Republican Ann Marie Buerkle narrowly defeated Maffei on November 2, 2010 following weeks of absentee ballot counting and precinct recanvassing, in which Buerkle emerged with a 567-vote majority of over 200,000 ballots cast. Maffei conceded the race on November 23, 2010, when it became clear that challenged votes would not change the outcome of the race.[16]
Maffei had been favored to hold the seat. RealClearPolitics rated the district as 'Leans Democratic,' and other pundits from CQ Politics, The Cook Report, and the Rothenberg Report ranked it as 'Lean Democrat' to 'Democrat Favored'.[12]
On August 24, 2011, Maffei announced his intentions to take back his old seat, now renumbered as .[17] [18] Maffei defeated Buerkle on November 6, 2012, 48% to 44% with 99% of precincts reporting.[2] Despite the race being called in Maffei's favor before midnight on Election Day, Buerkle released a statement the following morning, November 7, saying she would not concede until all ballots were counted.[19] Buerkle conceded the race on November 9, 2012.[20]
Maffei ran for a third, non-consecutive term in 2014. Republicans targeted his seat, along with several others in New York.

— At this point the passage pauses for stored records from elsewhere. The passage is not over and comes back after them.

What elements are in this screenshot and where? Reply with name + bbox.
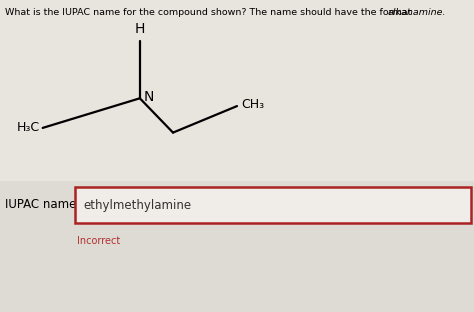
Text: alkanamine.: alkanamine. bbox=[388, 8, 446, 17]
FancyBboxPatch shape bbox=[0, 181, 474, 312]
Text: H: H bbox=[135, 22, 145, 36]
Text: H₃C: H₃C bbox=[17, 121, 40, 134]
Text: Incorrect: Incorrect bbox=[77, 236, 120, 246]
FancyBboxPatch shape bbox=[75, 187, 471, 223]
Text: N: N bbox=[144, 90, 154, 104]
Text: ethylmethylamine: ethylmethylamine bbox=[83, 199, 191, 212]
Text: CH₃: CH₃ bbox=[241, 98, 264, 111]
Text: IUPAC name:: IUPAC name: bbox=[5, 198, 80, 211]
FancyBboxPatch shape bbox=[0, 0, 474, 181]
Text: What is the IUPAC name for the compound shown? The name should have the format: What is the IUPAC name for the compound … bbox=[5, 8, 414, 17]
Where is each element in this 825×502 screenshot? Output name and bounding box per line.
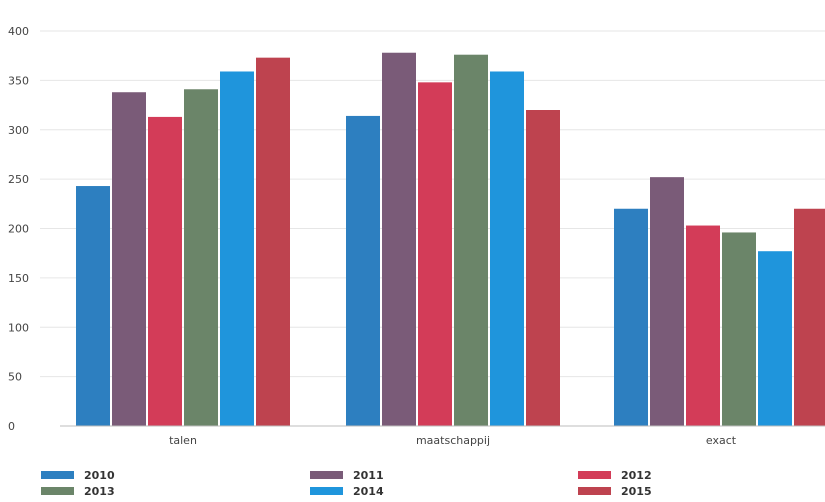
bars-layer: [76, 52, 825, 427]
bar-maatschappij-2015: [526, 110, 560, 426]
bar-talen-2013: [184, 89, 218, 426]
bar-talen-2015: [256, 57, 290, 426]
legend-label: 2014: [353, 485, 384, 498]
legend-swatch: [578, 487, 611, 495]
x-tick-label: maatschappij: [416, 434, 490, 447]
y-tick-label: 50: [8, 371, 22, 384]
legend-swatch: [578, 471, 611, 479]
y-tick-label: 300: [8, 124, 29, 137]
bar-maatschappij-2011: [382, 52, 416, 426]
legend-swatch: [310, 487, 343, 495]
legend-swatch: [310, 471, 343, 479]
y-tick-label: 100: [8, 321, 29, 334]
y-tick-label: 400: [8, 25, 29, 38]
legend-label: 2011: [353, 469, 384, 482]
bar-talen-2011: [112, 92, 146, 426]
bar-talen-2014: [220, 71, 254, 427]
legend-item: 2012: [578, 469, 652, 482]
legend-item: 2014: [310, 485, 384, 498]
bar-exact-2012: [686, 225, 720, 426]
legend-label: 2012: [621, 469, 652, 482]
y-tick-label: 0: [8, 420, 15, 433]
legend-label: 2010: [84, 469, 115, 482]
bar-exact-2011: [650, 177, 684, 426]
legend: 2010 2011 2012 2013 2014 2015: [41, 469, 652, 498]
legend-label: 2013: [84, 485, 115, 498]
legend-item: 2011: [310, 469, 384, 482]
x-tick-label: exact: [706, 434, 737, 447]
bar-maatschappij-2013: [454, 54, 488, 426]
y-tick-label: 150: [8, 272, 29, 285]
legend-item: 2015: [578, 485, 652, 498]
bar-maatschappij-2014: [490, 71, 524, 427]
legend-swatch: [41, 487, 74, 495]
legend-label: 2015: [621, 485, 652, 498]
bar-talen-2010: [76, 186, 110, 426]
y-tick-label: 250: [8, 173, 29, 186]
bar-exact-2014: [758, 251, 792, 426]
bar-exact-2013: [722, 232, 756, 426]
legend-swatch: [41, 471, 74, 479]
y-tick-label: 350: [8, 74, 29, 87]
x-tick-label: talen: [169, 434, 197, 447]
axis-layer: 0 50 100 150 200 250 300 350 400 talen maatschappi…: [8, 25, 825, 447]
bar-exact-2010: [614, 208, 648, 426]
legend-item: 2010: [41, 469, 115, 482]
bar-maatschappij-2010: [346, 115, 380, 427]
bar-talen-2012: [148, 116, 182, 426]
bar-maatschappij-2012: [418, 82, 452, 426]
y-tick-label: 200: [8, 223, 29, 236]
bar-exact-2015: [794, 208, 825, 426]
legend-item: 2013: [41, 485, 115, 498]
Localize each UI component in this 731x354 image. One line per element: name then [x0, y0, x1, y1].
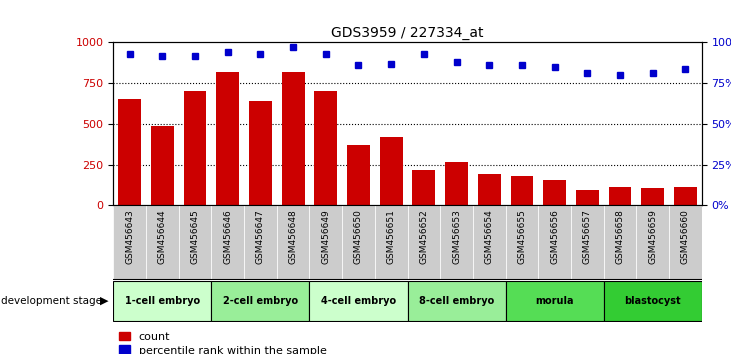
Text: GSM456656: GSM456656: [550, 209, 559, 264]
Bar: [183, 91, 206, 205]
Bar: [543, 180, 566, 205]
Bar: [178, 205, 211, 280]
Bar: [113, 280, 211, 321]
Text: GSM456651: GSM456651: [387, 209, 395, 264]
Bar: [309, 205, 342, 280]
Bar: [510, 176, 534, 205]
Text: morula: morula: [535, 296, 574, 306]
Text: ▶: ▶: [99, 296, 108, 306]
Text: GSM456655: GSM456655: [518, 209, 526, 264]
Text: 2-cell embryo: 2-cell embryo: [223, 296, 298, 306]
Text: GSM456660: GSM456660: [681, 209, 690, 264]
Bar: [478, 173, 501, 205]
Bar: [571, 205, 604, 280]
Bar: [347, 145, 370, 205]
Bar: [379, 137, 403, 205]
Bar: [637, 205, 669, 280]
Bar: [440, 205, 473, 280]
Bar: [113, 205, 146, 280]
Bar: [604, 205, 637, 280]
Bar: [506, 205, 538, 280]
Bar: [445, 162, 468, 205]
Bar: [309, 280, 408, 321]
Bar: [538, 205, 571, 280]
Bar: [604, 280, 702, 321]
Bar: [576, 190, 599, 205]
Bar: [151, 126, 174, 205]
Text: GSM456645: GSM456645: [191, 209, 200, 264]
Bar: [375, 205, 408, 280]
Bar: [609, 187, 632, 205]
Text: GSM456644: GSM456644: [158, 209, 167, 264]
Text: 1-cell embryo: 1-cell embryo: [125, 296, 200, 306]
Text: GSM456647: GSM456647: [256, 209, 265, 264]
Bar: [244, 205, 277, 280]
Text: GSM456643: GSM456643: [125, 209, 135, 264]
Bar: [342, 205, 375, 280]
Text: GSM456648: GSM456648: [289, 209, 298, 264]
Bar: [473, 205, 506, 280]
Bar: [277, 205, 309, 280]
Bar: [669, 205, 702, 280]
Text: blastocyst: blastocyst: [624, 296, 681, 306]
Title: GDS3959 / 227334_at: GDS3959 / 227334_at: [331, 26, 484, 40]
Bar: [146, 205, 178, 280]
Text: GSM456657: GSM456657: [583, 209, 592, 264]
Text: GSM456650: GSM456650: [354, 209, 363, 264]
Text: GSM456652: GSM456652: [420, 209, 428, 264]
Bar: [211, 205, 244, 280]
Text: GSM456658: GSM456658: [616, 209, 624, 264]
Text: GSM456653: GSM456653: [452, 209, 461, 264]
Bar: [314, 91, 337, 205]
Text: development stage: development stage: [1, 296, 102, 306]
Bar: [412, 170, 436, 205]
Bar: [118, 99, 141, 205]
Bar: [249, 101, 272, 205]
Bar: [674, 187, 697, 205]
Text: GSM456659: GSM456659: [648, 209, 657, 264]
Text: GSM456654: GSM456654: [485, 209, 493, 264]
Text: GSM456649: GSM456649: [322, 209, 330, 264]
Bar: [211, 280, 309, 321]
Text: 4-cell embryo: 4-cell embryo: [321, 296, 396, 306]
Text: 8-cell embryo: 8-cell embryo: [419, 296, 494, 306]
Text: GSM456646: GSM456646: [223, 209, 232, 264]
Bar: [281, 72, 305, 205]
Legend: count, percentile rank within the sample: count, percentile rank within the sample: [119, 332, 327, 354]
Bar: [506, 280, 604, 321]
Bar: [408, 280, 506, 321]
Bar: [641, 188, 664, 205]
Bar: [408, 205, 440, 280]
Bar: [216, 72, 239, 205]
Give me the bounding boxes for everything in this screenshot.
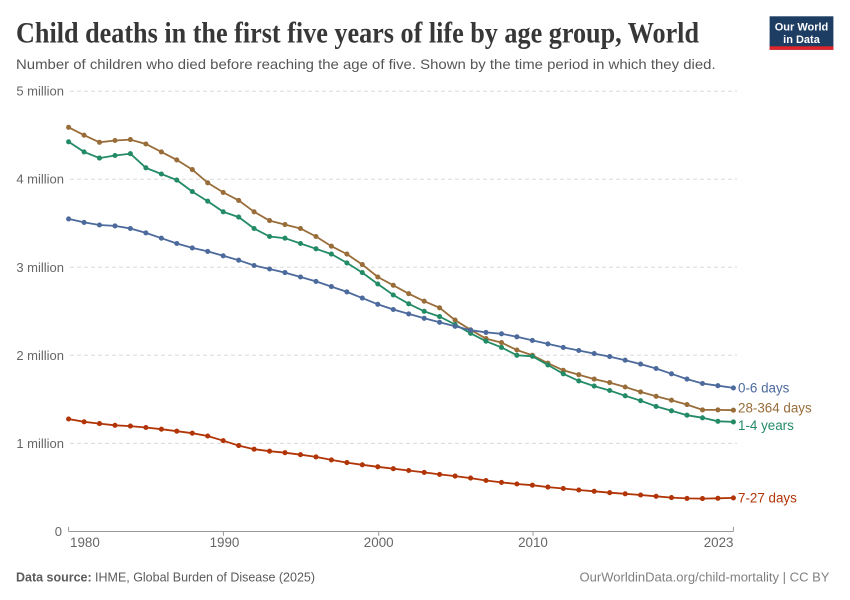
svg-text:OurWorldinData.org/child-morta: OurWorldinData.org/child-mortality | CC … [580,569,830,584]
svg-text:0-6 days: 0-6 days [738,380,790,395]
svg-text:1 million: 1 million [16,436,64,451]
svg-text:2023: 2023 [704,535,734,550]
svg-text:Child deaths in the first five: Child deaths in the first five years of … [16,17,699,50]
svg-text:Data source: IHME, Global Burd: Data source: IHME, Global Burden of Dise… [16,569,315,584]
svg-text:1990: 1990 [210,535,240,550]
svg-text:4 million: 4 million [16,172,64,187]
svg-text:in Data: in Data [783,34,821,46]
svg-text:0: 0 [55,524,62,539]
svg-text:5 million: 5 million [16,84,64,99]
svg-text:2010: 2010 [518,535,548,550]
svg-text:Number of children who died be: Number of children who died before reach… [16,56,716,72]
svg-text:7-27 days: 7-27 days [738,491,797,506]
svg-text:1-4 years: 1-4 years [738,418,794,433]
svg-text:28-364 days: 28-364 days [738,401,812,416]
svg-text:2 million: 2 million [16,348,64,363]
svg-text:1980: 1980 [70,535,100,550]
svg-text:Our World: Our World [775,22,829,34]
svg-text:3 million: 3 million [16,260,64,275]
svg-text:2000: 2000 [364,535,394,550]
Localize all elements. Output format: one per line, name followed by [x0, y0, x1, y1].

He was unopposed in the Democratic primary, and faced Republican candidate John Katko, a former federal prosecutor, in the general election. Maffei lost to Katko by a margin of 19 percentage points, winning only 40% of the vote to Katko's 59%. This was the largest margin of defeat for an incumbent House member in 2014.[21] [22]
He has been a frequent guest lecturer at Syracuse University's Maxwell School of Citizenship and Public Affairs and the S.I. Newhouse School of Public Communications. In fall 2011 and spring 2012, he was a visiting professor of environmental studies at SUNY-ESF, where he taught a graduate seminar on the "Politics of Science and Environmental Policy".[23] Maffei is on the board of advisors of the Global Panel Foundation, a prominent non-partisan NGO which works behind the scenes in conflict areas around the world.